Title: | Model Confidence Bounds |
---|---|
Description: | When choosing proper variable selection methods, it is important to consider the uncertainty of a certain method. The model confidence bound for variable selection identifies two nested models (upper and lower confidence bound models) containing the true model at a given confidence level. A good variable selection method is the one of which the model confidence bound under a certain confidence level has the shortest width. When visualizing the variability of model selection and comparing different model selection procedures, model uncertainty curve is a good graphical tool. A good variable selection method is the one of whose model uncertainty curve will tend to arch towards the upper left corner. This function aims to obtain the model confidence bound and draw the model uncertainty curve of certain single model selection method under a coverage rate equal or little higher than user-given confidential level. About what model confidence bound is and how it work please see Li,Y., Luo,Y., Ferrari,D., Hu,X. and Qin,Y. (2019) Model Confidence Bounds for Variable Selection. Biometrics, 75:392-403. <DOI:10.1111/biom.13024>. Besides, 'flare' is needed only you apply the SQRT or LAD method ('mcb' totally has 8 methods). Although 'flare' has been archived by CRAN, you can still get it in <https://CRAN.R-project.org/package=flare> and the latest version is useful for 'mcb'. |
Authors: | Yang Li, Yichen Qin, Heming Deng |
Maintainer: | Heming Deng<[email protected]> |
License: | GPL (>= 2) |
Version: | 0.1.15 |
Built: | 2024-10-29 03:30:48 UTC |
Source: | https://github.com/cran/mcb |
This diabetes data set has n = 352 samples and there are p = 6 predictors: lamotrigine (ltg), total serum cholesterol (tc), total cholesterol (tch), low- and high-density lipoprotein (ldl and hdl) and glucose (glu). The response variable is the measurement of the disease progression one year after baseline.
Diabetes
Diabetes
A dataframe containing 352 records
B. Efron, T. Hastie, I. Johnstone, and R. Tibshirani. Least angle regression. Annals of statistics, 32(2):407–499, 2004.

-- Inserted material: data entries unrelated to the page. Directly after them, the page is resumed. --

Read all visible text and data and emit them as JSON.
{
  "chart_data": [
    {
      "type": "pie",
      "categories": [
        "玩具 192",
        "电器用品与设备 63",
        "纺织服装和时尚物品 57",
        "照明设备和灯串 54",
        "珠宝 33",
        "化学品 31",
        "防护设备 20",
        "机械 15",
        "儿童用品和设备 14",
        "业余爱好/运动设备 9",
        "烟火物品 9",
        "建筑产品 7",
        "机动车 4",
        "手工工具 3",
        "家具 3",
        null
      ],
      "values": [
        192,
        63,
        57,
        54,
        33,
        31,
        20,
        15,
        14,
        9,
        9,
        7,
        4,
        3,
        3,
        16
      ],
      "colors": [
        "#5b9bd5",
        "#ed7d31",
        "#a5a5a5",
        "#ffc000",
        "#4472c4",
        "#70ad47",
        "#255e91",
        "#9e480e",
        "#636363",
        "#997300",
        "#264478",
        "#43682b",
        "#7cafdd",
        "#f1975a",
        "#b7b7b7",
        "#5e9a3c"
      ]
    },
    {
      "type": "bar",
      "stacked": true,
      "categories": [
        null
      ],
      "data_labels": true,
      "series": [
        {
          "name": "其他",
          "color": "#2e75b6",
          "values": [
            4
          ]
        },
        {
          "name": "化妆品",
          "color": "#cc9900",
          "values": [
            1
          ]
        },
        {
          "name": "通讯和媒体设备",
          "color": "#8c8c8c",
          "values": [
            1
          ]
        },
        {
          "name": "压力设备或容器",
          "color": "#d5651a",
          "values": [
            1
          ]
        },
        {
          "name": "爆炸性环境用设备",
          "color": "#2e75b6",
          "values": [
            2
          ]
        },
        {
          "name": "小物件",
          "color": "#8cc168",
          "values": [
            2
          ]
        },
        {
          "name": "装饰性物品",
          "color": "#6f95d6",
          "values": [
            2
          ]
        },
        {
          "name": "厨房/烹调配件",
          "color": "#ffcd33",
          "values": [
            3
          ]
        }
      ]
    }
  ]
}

When choosing proper variable selection methods, it is important to consider the uncertainty of a certain method. The MCB for variable selection identifies two nested models (upper and lower confidence bound models) containing the true model at a given confidence level. A good variable selection method is the one of which the MCB under a certain confidence level has the shortest width. When visualizing the variability of model selection and comparing different model selection procedures, Model uncertainty curve is a good graphical tool. A good variable selection method is the one of whose MUC will tend to arch towards the upper left corner. This function aims to obtain the MCB and draw the MUC of certain single model selection method under a coverage rate equal or little higher than user-given confidential level.
mcb(x, y, B=200, lambda=NA, method='Lasso', level=0.95, seed=122)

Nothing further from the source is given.